Social distancing yes, but certainly not emotional, above all because it is impossible to remain indifferent in front of these characters, capable of leaving their mark, making them escape into another reality but above all ferrying towards a universe of varied and surprising feelings.
Here are the five titles worth taking off your pajamas, ditching the sofa and booking a ticket for.
1. RIFKIN’S FESTIVAL
Rifkin’s Festival (in cinemas from 6 May) brings to the stage the new comedy, written and directed by Woody Allen and is a hymn to cinema in its most magical essence. That is why it is set in one of the most prestigious events in Europe, the San Sebastian Film Festival, where the charming director Philippe (Louis Garrel) enters into a rather intense relationship with the press officer Sue (Gina Gershon). Her husband is jealous of this relationship, Mort Rifkin (Wallace Shawn), which still accompanies her to find inspiration for the debut novel and overcome the proverbial writer’s block. At the director’s service we find three-time Oscar winner Vittorio Storaro, iconic cinematographer. For true connoisseurs!
Philippe (Louis Garrel), Sue (Gina Gershon) and Mort Rifkin (Wallace Shawn)
© QUIM VIVES
2. A PROMISING WOMAN
Carey Mulligan won a well-deserved Oscar nomination thanks to A Promising Woman (in theaters from May 13), which earned Emerald Fennell the coveted statuette as best original screenplay. The story revolves around a thirty-year-old, Cassie, who has put her life on standby after an abuse: no more medical studies, no more hopes for happiness … but above all a single, great goal. As a sort of nightlife vigilante, he teaches men what consent means in a harsh manner and in this way he tries to do justice and remedy the darkest moment of his life.
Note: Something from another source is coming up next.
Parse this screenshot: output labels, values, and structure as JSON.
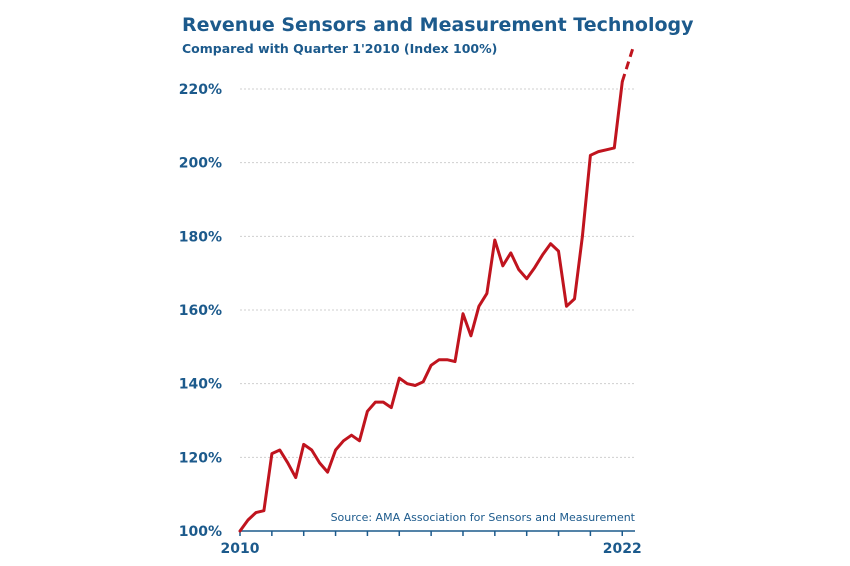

Now she finds herself working in an ice cream shop, where everything is pastel and cheerful, in total contrast with her dark soul. This film is a wonderful discovery, a gem not to be missed (it would be perfect to show even at school), a feminist manifesto with universal significance. Zero rhetoric and no do-gooders: the hard truth is a punch in the stomach, but in this case absolutely necessary.
© Merie Weismiller Wallace
One of the most anticipated films of the year is Cruella (from May 28), live action that tells the 101 Dalmatians in a prequel version. Here we see the rise of Miss De Mon, passionate about fashion and Dalmatian, to whom she lends her face a diabolical Emma Stone, more like Katniss from The Hunger Games than Miranda Priestley from The Devil Wears Prada. Who was Cruella before we made her acquaintance? An ingenious and talented scammer, Estella, who would do anything to win a place in the fashion world spotlight. In a visual fresco of rare poetry, this Disney classic comes to life with a extra dose of rebellion and sarcasm, plundering with both hands the imagery created by Dodie Smith’s novel. The antagonist – even if it sometimes seems difficult to understand who the real villain is – is the Baroness (aka Emma Thompson), another glamorous vision of unparalleled craftsmanship.
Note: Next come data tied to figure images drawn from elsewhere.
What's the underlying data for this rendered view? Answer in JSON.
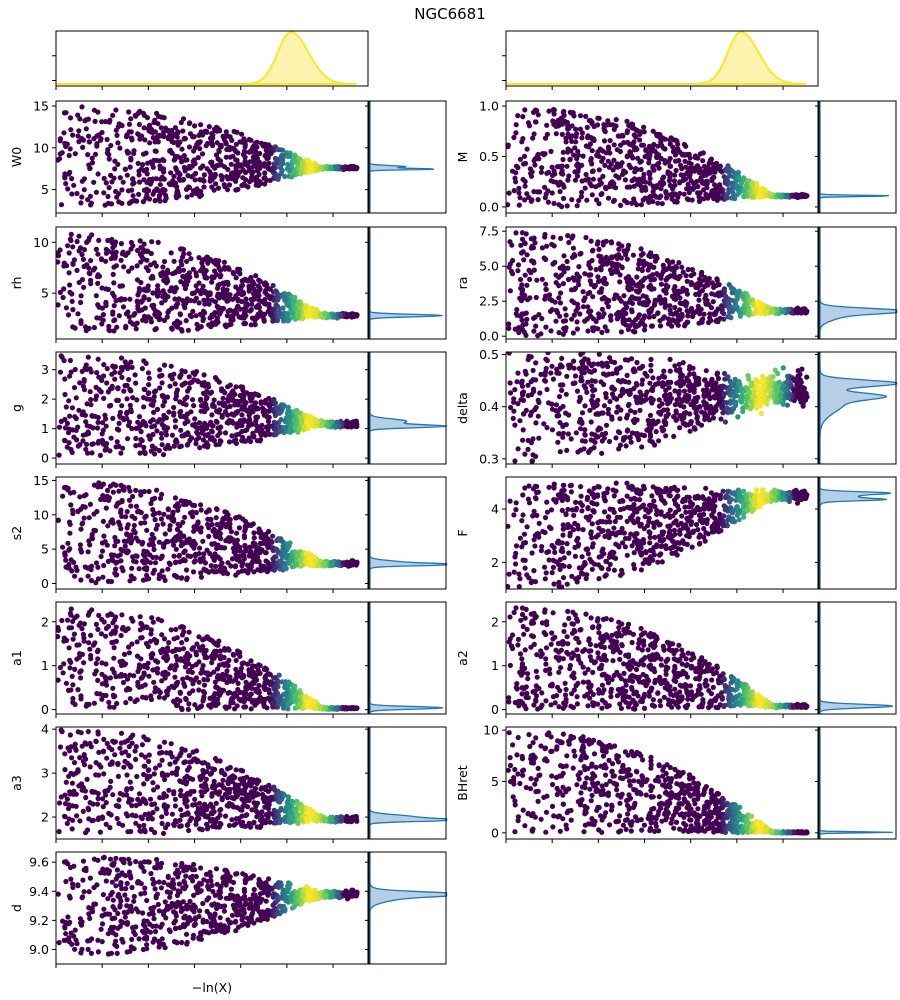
{
  "chart_data": {
    "type": "scatter",
    "title": "NGC6681",
    "xlabel": "−ln(X)",
    "colormap": "viridis",
    "point_color_low": "#440154",
    "top_density_color": "#fde725",
    "top_density_fill": "#fff3b0",
    "marginal_color": "#1f77b4",
    "marginal_fill": "#b7cfe6",
    "panels": [
      {
        "name": "W0",
        "ylim": [
          2.2,
          15.6
        ],
        "yticks": [
          5,
          10,
          15
        ],
        "tick_labels": [
          "5",
          "10",
          "15"
        ],
        "range": [
          3,
          15
        ],
        "converge": 7.6,
        "spread": 0.15,
        "marginal_peaks": [
          {
            "v": 7.75,
            "w": 0.12,
            "h": 0.5
          },
          {
            "v": 7.45,
            "w": 0.08,
            "h": 0.9
          }
        ]
      },
      {
        "name": "M",
        "ylim": [
          -0.06,
          1.05
        ],
        "yticks": [
          0,
          0.5,
          1.0
        ],
        "tick_labels": [
          "0.0",
          "0.5",
          "1.0"
        ],
        "range": [
          0,
          1.0
        ],
        "converge": 0.11,
        "spread": 0.01,
        "marginal_peaks": [
          {
            "v": 0.11,
            "w": 0.006,
            "h": 1.0
          }
        ]
      },
      {
        "name": "rh",
        "ylim": [
          0.5,
          11.5
        ],
        "yticks": [
          5,
          10
        ],
        "tick_labels": [
          "5",
          "10"
        ],
        "range": [
          1,
          11
        ],
        "converge": 2.8,
        "spread": 0.2,
        "marginal_peaks": [
          {
            "v": 2.8,
            "w": 0.12,
            "h": 1.0
          }
        ]
      },
      {
        "name": "ra",
        "ylim": [
          -0.2,
          7.8
        ],
        "yticks": [
          0,
          2.5,
          5.0,
          7.5
        ],
        "tick_labels": [
          "0.0",
          "2.5",
          "5.0",
          "7.5"
        ],
        "range": [
          0,
          7.5
        ],
        "converge": 1.8,
        "spread": 0.15,
        "marginal_peaks": [
          {
            "v": 1.8,
            "w": 0.18,
            "h": 1.0
          },
          {
            "v": 1.5,
            "w": 0.35,
            "h": 0.3
          }
        ]
      },
      {
        "name": "g",
        "ylim": [
          -0.2,
          3.6
        ],
        "yticks": [
          0,
          1,
          2,
          3
        ],
        "tick_labels": [
          "0",
          "1",
          "2",
          "3"
        ],
        "range": [
          0,
          3.5
        ],
        "converge": 1.15,
        "spread": 0.1,
        "marginal_peaks": [
          {
            "v": 1.25,
            "w": 0.08,
            "h": 0.5
          },
          {
            "v": 1.08,
            "w": 0.05,
            "h": 1.0
          }
        ]
      },
      {
        "name": "delta",
        "ylim": [
          0.29,
          0.505
        ],
        "yticks": [
          0.3,
          0.4,
          0.5
        ],
        "tick_labels": [
          "0.3",
          "0.4",
          "0.5"
        ],
        "range": [
          0.3,
          0.5
        ],
        "converge": 0.435,
        "spread": 0.03,
        "marginal_peaks": [
          {
            "v": 0.445,
            "w": 0.006,
            "h": 1.0
          },
          {
            "v": 0.42,
            "w": 0.006,
            "h": 0.6
          },
          {
            "v": 0.41,
            "w": 0.02,
            "h": 0.35
          }
        ]
      },
      {
        "name": "s2",
        "ylim": [
          -0.8,
          15.5
        ],
        "yticks": [
          0,
          5,
          10,
          15
        ],
        "tick_labels": [
          "0",
          "5",
          "10",
          "15"
        ],
        "range": [
          0,
          15
        ],
        "converge": 2.9,
        "spread": 0.3,
        "marginal_peaks": [
          {
            "v": 3.0,
            "w": 0.3,
            "h": 0.5
          },
          {
            "v": 2.75,
            "w": 0.15,
            "h": 0.9
          }
        ]
      },
      {
        "name": "F",
        "ylim": [
          1.0,
          5.2
        ],
        "yticks": [
          2,
          4
        ],
        "tick_labels": [
          "2",
          "4"
        ],
        "range": [
          1,
          5
        ],
        "converge": 4.5,
        "spread": 0.18,
        "marginal_peaks": [
          {
            "v": 4.6,
            "w": 0.05,
            "h": 0.8
          },
          {
            "v": 4.45,
            "w": 0.1,
            "h": 0.5
          },
          {
            "v": 4.35,
            "w": 0.04,
            "h": 0.6
          }
        ]
      },
      {
        "name": "a1",
        "ylim": [
          -0.1,
          2.45
        ],
        "yticks": [
          0,
          1,
          2
        ],
        "tick_labels": [
          "0",
          "1",
          "2"
        ],
        "range": [
          0,
          2.35
        ],
        "converge": 0.03,
        "spread": 0.02,
        "marginal_peaks": [
          {
            "v": 0.04,
            "w": 0.03,
            "h": 1.0
          }
        ]
      },
      {
        "name": "a2",
        "ylim": [
          -0.1,
          2.45
        ],
        "yticks": [
          0,
          1,
          2
        ],
        "tick_labels": [
          "0",
          "1",
          "2"
        ],
        "range": [
          0,
          2.35
        ],
        "converge": 0.08,
        "spread": 0.03,
        "marginal_peaks": [
          {
            "v": 0.08,
            "w": 0.04,
            "h": 1.0
          }
        ]
      },
      {
        "name": "a3",
        "ylim": [
          1.5,
          4.05
        ],
        "yticks": [
          2,
          3,
          4
        ],
        "tick_labels": [
          "2",
          "3",
          "4"
        ],
        "range": [
          1.6,
          4.0
        ],
        "converge": 1.95,
        "spread": 0.06,
        "marginal_peaks": [
          {
            "v": 2.0,
            "w": 0.05,
            "h": 0.6
          },
          {
            "v": 1.93,
            "w": 0.03,
            "h": 1.0
          }
        ]
      },
      {
        "name": "BHret",
        "ylim": [
          -0.6,
          10.3
        ],
        "yticks": [
          0,
          5,
          10
        ],
        "tick_labels": [
          "0",
          "5",
          "10"
        ],
        "range": [
          0,
          10
        ],
        "converge": 0.05,
        "spread": 0.05,
        "marginal_peaks": [
          {
            "v": 0.05,
            "w": 0.05,
            "h": 1.0
          }
        ]
      },
      {
        "name": "d",
        "ylim": [
          8.9,
          9.67
        ],
        "yticks": [
          9.0,
          9.2,
          9.4,
          9.6
        ],
        "tick_labels": [
          "9.0",
          "9.2",
          "9.4",
          "9.6"
        ],
        "range": [
          8.95,
          9.65
        ],
        "converge": 9.38,
        "spread": 0.02,
        "marginal_peaks": [
          {
            "v": 9.38,
            "w": 0.015,
            "h": 1.0
          },
          {
            "v": 9.36,
            "w": 0.03,
            "h": 0.4
          }
        ]
      }
    ]
  }
}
Nomadland (already in the hall) is the real revelation of the 2021 Academy Awards: Chloè Zhao, former Golden Lion at the Venice International Film Festival, won two statuettes for best film and best director, while the protagonist and co-producer Frances McDormand won the third Academy Award for Best Performer. Theirs is an emotional and physical journey into the American nomad community, with homes on four wheels and always on the move. For months the troupe has lived with them retracing the events of a woman, Fern, who has lost everything and finds herself in this universe under the banner of precariousness but also of solidarity. Beyond prejudices and beyond hopes, but without any rhetoric.
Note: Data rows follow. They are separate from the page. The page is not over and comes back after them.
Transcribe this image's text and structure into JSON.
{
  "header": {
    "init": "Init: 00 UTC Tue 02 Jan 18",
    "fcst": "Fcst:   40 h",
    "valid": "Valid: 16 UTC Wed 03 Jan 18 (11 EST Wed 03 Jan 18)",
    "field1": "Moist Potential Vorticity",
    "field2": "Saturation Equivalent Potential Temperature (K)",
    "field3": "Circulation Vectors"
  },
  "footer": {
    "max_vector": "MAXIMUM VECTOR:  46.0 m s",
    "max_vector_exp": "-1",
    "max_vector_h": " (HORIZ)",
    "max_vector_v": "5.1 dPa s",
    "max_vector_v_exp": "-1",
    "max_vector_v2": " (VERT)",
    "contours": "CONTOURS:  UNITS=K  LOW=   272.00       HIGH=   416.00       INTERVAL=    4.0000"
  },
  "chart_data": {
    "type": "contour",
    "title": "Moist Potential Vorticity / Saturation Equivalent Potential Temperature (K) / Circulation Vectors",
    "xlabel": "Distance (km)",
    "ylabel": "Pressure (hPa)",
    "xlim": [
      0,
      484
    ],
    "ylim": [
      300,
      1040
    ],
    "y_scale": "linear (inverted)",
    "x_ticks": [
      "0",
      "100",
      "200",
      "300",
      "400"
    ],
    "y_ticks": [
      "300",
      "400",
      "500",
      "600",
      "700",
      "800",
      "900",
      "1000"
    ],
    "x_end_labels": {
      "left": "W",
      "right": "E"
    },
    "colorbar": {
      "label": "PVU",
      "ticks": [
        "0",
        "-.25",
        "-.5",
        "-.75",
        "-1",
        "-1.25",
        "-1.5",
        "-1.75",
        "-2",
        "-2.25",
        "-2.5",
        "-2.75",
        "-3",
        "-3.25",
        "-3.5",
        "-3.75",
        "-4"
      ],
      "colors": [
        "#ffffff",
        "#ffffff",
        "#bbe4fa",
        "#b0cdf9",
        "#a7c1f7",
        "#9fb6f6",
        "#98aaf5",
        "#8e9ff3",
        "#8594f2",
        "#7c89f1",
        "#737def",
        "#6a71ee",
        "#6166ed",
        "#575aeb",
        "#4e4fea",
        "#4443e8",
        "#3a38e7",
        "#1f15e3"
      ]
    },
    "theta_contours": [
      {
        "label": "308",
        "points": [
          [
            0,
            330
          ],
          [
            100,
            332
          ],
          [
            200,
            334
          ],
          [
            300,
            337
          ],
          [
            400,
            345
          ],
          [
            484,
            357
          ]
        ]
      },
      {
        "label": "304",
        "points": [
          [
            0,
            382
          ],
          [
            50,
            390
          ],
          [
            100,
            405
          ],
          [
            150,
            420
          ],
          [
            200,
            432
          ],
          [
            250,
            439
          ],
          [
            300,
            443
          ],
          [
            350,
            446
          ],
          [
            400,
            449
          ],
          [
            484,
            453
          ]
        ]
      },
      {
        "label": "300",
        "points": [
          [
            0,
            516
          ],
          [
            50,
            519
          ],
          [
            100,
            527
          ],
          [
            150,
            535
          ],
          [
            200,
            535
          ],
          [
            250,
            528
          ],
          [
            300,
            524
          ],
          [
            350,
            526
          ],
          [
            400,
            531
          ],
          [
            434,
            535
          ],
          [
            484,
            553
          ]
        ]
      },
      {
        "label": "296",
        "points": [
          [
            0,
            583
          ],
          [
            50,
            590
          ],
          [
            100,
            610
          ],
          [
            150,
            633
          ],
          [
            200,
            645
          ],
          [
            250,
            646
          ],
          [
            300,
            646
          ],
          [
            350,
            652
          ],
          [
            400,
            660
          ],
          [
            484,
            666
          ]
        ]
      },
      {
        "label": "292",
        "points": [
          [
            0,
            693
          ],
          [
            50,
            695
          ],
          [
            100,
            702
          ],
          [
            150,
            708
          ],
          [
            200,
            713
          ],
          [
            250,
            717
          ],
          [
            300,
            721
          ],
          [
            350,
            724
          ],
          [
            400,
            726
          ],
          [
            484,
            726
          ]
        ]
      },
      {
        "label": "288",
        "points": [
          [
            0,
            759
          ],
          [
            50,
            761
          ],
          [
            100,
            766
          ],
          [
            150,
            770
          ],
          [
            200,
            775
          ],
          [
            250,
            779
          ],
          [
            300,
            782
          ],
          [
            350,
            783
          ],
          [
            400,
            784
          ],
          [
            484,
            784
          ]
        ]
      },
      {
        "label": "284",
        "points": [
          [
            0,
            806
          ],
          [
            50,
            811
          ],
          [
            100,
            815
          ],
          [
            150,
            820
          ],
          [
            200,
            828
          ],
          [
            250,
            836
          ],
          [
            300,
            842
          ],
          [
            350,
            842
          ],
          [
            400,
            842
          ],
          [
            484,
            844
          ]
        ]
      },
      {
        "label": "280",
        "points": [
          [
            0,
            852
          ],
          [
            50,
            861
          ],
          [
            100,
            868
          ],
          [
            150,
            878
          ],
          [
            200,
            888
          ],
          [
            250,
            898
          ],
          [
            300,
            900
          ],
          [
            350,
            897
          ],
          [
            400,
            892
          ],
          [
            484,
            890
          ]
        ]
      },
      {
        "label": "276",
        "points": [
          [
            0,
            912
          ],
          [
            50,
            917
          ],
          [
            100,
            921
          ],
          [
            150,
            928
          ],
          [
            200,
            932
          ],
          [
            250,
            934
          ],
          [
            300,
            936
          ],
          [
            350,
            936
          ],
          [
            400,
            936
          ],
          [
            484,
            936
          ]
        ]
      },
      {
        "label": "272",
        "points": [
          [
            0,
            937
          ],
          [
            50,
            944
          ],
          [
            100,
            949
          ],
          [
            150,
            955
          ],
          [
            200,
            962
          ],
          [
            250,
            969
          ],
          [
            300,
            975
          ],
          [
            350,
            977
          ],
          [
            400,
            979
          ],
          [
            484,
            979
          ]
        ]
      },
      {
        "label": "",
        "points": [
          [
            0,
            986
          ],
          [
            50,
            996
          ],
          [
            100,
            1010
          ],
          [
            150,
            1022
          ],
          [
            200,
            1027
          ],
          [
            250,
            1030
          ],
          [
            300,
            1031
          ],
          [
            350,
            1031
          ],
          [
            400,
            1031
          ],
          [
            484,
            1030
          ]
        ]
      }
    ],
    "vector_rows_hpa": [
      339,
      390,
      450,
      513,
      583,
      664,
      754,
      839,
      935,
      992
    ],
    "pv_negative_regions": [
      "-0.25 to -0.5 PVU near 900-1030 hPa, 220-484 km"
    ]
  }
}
Minari (already in the hall) retraces the domestic dynamics of a Korean family transplanted to the United States. But when her grandmother Sonja (Yoon Yeo-jeong, who won an Academy Award for Best Supporting Actress for the role) arrives from across the ocean, a series of cultural and social conflicts begins, brought to light by the little boy. home, David (Alan S. Kim). A hymn to inclusiveness, tolerance and hospitality that speaks of the American dream, fragility and courage. Ordinariness becomes extraordinary when the art of compromise becomes the only possible form of survival, in the face of life’s difficulties and the desire to keep tradition and modernity in balance.